I’ve spent a month using Umbraco now, and I really like it. I’ve used it to build a website for a small business. The extensibility is the best part, along with the ability to edit the project in Visual Studio. Adding custom controllers is easy, and I’ve built a few to do stuff like contact forms, generate blog lists, validate user input, and so on.

In this blog post, I want to talk about how I set up my workflow in Azure. I spent a lot of time trying to figure this out, and I hope someone else finds this useful.

Storing Code on Visual Studio Online

The first thing I did was set up my project on VSO. The service is free, and I like that I can do code versioning (with Git), project management, and release management. It really is an end-to-end pipeline, and even though I don’t use all the advanaced features, it’s a great place to host my projects. And did I mention it’s free?

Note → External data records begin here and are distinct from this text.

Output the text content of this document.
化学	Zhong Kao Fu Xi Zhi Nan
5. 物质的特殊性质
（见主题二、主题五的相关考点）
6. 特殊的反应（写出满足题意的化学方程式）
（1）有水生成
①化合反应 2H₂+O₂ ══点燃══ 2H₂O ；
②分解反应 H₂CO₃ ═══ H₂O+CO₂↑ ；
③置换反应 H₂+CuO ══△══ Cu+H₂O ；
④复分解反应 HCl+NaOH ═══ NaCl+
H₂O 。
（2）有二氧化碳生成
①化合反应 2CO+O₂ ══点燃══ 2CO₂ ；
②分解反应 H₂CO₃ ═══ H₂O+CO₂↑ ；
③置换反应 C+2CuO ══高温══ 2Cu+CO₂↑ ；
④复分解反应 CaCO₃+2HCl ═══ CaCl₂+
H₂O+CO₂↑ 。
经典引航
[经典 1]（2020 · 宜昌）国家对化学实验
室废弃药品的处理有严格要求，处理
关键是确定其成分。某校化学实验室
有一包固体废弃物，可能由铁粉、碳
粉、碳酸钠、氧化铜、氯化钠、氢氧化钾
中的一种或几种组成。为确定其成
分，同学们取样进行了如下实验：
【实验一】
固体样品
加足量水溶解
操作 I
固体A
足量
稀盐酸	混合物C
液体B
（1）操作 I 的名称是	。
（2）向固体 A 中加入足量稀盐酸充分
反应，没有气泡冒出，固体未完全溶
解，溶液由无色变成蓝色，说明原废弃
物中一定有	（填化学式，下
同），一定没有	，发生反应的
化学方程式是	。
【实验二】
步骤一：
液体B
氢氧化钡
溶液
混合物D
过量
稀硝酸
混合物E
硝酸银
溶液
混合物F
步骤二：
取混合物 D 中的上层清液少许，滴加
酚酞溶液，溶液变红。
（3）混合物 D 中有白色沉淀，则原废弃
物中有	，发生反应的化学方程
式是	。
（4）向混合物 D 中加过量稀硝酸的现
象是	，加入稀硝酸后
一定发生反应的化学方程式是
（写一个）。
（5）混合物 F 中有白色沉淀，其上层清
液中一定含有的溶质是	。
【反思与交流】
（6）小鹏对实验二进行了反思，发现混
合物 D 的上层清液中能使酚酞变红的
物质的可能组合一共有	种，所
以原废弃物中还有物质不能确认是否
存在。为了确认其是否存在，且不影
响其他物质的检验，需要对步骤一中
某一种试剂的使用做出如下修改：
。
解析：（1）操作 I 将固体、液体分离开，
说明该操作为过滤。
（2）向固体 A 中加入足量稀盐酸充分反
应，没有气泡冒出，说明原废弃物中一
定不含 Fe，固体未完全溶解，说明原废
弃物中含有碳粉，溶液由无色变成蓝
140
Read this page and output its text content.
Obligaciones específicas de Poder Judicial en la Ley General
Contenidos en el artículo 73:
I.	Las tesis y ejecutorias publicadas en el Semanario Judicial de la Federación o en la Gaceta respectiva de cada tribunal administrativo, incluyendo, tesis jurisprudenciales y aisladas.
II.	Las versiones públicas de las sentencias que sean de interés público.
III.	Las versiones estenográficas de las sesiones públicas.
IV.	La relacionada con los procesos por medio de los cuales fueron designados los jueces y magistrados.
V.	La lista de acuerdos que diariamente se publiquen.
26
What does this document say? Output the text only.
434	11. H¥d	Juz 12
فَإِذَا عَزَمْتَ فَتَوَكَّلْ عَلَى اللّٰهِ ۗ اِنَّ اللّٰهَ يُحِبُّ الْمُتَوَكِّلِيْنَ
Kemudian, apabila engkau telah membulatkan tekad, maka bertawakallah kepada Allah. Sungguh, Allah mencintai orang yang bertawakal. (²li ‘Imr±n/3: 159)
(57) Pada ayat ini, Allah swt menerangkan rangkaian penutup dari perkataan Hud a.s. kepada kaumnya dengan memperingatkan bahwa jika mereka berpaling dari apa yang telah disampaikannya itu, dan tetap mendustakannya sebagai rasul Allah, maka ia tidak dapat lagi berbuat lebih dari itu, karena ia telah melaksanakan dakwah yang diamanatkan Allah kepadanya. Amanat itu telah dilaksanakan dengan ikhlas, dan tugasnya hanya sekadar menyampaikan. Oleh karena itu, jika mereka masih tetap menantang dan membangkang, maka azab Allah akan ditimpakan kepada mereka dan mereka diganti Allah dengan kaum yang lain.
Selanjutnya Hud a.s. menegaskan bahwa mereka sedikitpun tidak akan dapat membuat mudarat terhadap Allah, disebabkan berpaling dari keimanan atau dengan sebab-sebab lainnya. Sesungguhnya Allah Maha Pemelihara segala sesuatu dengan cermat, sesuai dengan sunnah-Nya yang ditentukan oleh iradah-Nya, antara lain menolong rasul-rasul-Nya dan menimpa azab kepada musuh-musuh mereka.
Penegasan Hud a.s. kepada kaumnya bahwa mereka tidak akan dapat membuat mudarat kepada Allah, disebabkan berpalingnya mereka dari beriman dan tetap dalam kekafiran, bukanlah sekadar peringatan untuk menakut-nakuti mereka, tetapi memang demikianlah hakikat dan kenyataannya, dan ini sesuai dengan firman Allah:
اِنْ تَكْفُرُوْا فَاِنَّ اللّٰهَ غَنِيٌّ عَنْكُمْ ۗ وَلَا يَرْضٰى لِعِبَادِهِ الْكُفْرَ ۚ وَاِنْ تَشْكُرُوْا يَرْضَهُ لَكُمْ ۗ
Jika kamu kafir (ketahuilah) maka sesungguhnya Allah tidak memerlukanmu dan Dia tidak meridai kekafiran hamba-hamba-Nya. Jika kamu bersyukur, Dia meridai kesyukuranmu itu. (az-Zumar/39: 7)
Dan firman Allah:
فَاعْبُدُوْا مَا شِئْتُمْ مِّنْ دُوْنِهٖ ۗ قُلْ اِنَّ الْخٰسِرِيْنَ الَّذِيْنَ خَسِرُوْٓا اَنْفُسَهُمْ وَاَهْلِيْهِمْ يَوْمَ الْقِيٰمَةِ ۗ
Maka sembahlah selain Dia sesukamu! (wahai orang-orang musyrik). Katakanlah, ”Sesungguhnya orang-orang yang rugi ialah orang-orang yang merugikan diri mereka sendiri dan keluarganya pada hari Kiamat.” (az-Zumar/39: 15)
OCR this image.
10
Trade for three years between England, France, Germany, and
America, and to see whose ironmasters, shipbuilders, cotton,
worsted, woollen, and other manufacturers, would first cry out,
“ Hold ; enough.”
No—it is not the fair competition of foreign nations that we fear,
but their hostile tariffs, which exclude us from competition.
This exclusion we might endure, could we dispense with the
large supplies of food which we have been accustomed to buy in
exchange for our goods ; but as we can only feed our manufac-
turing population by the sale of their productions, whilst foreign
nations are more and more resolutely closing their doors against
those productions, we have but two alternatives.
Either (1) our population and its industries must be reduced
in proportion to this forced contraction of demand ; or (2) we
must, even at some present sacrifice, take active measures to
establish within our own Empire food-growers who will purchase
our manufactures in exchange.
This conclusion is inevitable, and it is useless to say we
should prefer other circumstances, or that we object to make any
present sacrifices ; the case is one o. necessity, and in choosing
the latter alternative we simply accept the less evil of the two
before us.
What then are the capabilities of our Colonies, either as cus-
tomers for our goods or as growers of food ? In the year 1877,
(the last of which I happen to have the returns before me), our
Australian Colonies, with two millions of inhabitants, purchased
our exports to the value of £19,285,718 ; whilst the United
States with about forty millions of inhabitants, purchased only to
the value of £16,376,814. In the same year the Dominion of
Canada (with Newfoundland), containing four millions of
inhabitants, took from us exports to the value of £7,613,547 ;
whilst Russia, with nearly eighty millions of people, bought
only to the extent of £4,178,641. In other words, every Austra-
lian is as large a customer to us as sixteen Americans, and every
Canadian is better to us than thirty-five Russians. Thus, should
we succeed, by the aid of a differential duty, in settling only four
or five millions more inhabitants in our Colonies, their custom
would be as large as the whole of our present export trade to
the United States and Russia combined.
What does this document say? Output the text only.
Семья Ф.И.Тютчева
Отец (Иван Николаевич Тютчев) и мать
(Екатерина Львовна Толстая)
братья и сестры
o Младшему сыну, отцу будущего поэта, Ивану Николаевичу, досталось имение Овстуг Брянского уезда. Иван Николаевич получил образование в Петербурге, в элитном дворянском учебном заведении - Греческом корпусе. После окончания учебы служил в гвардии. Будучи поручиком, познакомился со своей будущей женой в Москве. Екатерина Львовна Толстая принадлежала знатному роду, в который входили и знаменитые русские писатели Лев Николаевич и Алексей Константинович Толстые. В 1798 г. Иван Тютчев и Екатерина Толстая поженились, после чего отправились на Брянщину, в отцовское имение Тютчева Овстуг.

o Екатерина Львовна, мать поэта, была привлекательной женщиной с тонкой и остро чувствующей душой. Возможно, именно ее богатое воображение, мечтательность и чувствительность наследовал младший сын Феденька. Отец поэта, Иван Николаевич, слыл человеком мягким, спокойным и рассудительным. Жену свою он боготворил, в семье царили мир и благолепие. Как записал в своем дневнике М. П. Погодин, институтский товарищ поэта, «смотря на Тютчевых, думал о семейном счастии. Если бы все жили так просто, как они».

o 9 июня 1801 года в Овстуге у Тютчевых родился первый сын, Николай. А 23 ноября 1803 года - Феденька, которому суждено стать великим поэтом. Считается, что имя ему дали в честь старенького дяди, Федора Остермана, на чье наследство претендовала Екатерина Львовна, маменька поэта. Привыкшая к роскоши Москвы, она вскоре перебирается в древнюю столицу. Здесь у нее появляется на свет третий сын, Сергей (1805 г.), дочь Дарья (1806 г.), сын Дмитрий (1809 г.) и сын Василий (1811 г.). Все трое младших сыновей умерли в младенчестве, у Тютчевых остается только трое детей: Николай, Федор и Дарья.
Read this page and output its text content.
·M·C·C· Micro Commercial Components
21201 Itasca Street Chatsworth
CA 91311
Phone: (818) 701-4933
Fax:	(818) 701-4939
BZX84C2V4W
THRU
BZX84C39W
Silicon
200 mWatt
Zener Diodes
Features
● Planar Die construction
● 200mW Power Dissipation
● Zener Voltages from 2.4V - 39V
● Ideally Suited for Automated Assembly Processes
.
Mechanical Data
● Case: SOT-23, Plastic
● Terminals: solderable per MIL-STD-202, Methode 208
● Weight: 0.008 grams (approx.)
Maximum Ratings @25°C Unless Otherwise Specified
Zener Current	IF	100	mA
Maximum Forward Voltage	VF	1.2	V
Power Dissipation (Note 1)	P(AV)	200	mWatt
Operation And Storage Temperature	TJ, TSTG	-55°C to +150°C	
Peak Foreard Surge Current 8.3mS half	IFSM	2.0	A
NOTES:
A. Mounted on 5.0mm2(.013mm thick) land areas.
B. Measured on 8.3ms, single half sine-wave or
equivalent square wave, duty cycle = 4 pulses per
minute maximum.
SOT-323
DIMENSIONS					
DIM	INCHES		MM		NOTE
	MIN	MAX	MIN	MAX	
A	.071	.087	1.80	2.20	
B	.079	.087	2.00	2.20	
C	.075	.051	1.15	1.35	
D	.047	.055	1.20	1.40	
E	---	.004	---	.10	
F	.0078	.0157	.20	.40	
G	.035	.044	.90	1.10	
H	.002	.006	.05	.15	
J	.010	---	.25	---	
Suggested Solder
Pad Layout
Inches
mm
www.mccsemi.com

This part is optional, really. You can use Github, BitBucket, Gitlab, anything you like. Just make sure you’re using a version control system that works for you.

A three tier workflow

Tier 1

The production website is hosted on Azure, under the S1 App Service Plan. The site is linked to a MSSQL DB, also running in Azure.

Tier 2

I’m using the Deployment Slots feature to run my staging environment. The stage environment is linked to a separate MSSQL DB, also running in Azure.

Tier 3

My local dev environment. This is a Visual Studio Project that runs on my computer. This is using a Localhost DB as the backing store.

My daily workflow consists of editing in VS. I build controllers, edit templates, publish test pages and so on all on my local machine. The content is all test, lorem ipsum and random images, that sort of thing.

Once I’m happy with my work, I check in my changes. After that, I do one of two things

  1. Run the project locally and use Courier to migrate DB specific changes
  2. Build the project and publish it to stage

Pushing changes with Courier

I paid $100 for Courier and it’s totally worth it for me. It makes it really easy to push templates, document types, media types, and everything else. The only thing Courier doesn’t do is push updated DLLs, and that’s what the next step is for.

Building & Publishing the project

I do this to push any changes to my DLL files. This is usually only needed when I have edited the controllers, or created a new model. Also, if I edit the web.config. I’m running Web.config transforms so I can safely publish to Stage or production.

Once everything is on stage, I test with real content. Stage is a mirror of production, so I can make sure everything looks good. When I’m satisfied, I use Courier to push to Prod, and (if necessary), I build and publish the project to Prod from Visual Studio.

If I’m only creating content (new blog post, new page, etc) and not touching the templates/doc types, I use stage. That’s my primary CMS - I’ll write the blog post, add the image, preview it. When I’m satisfied with the content, I use Courier to push to Prod. I rarely (almost never) have to actually log into the Prod Umbraco instance.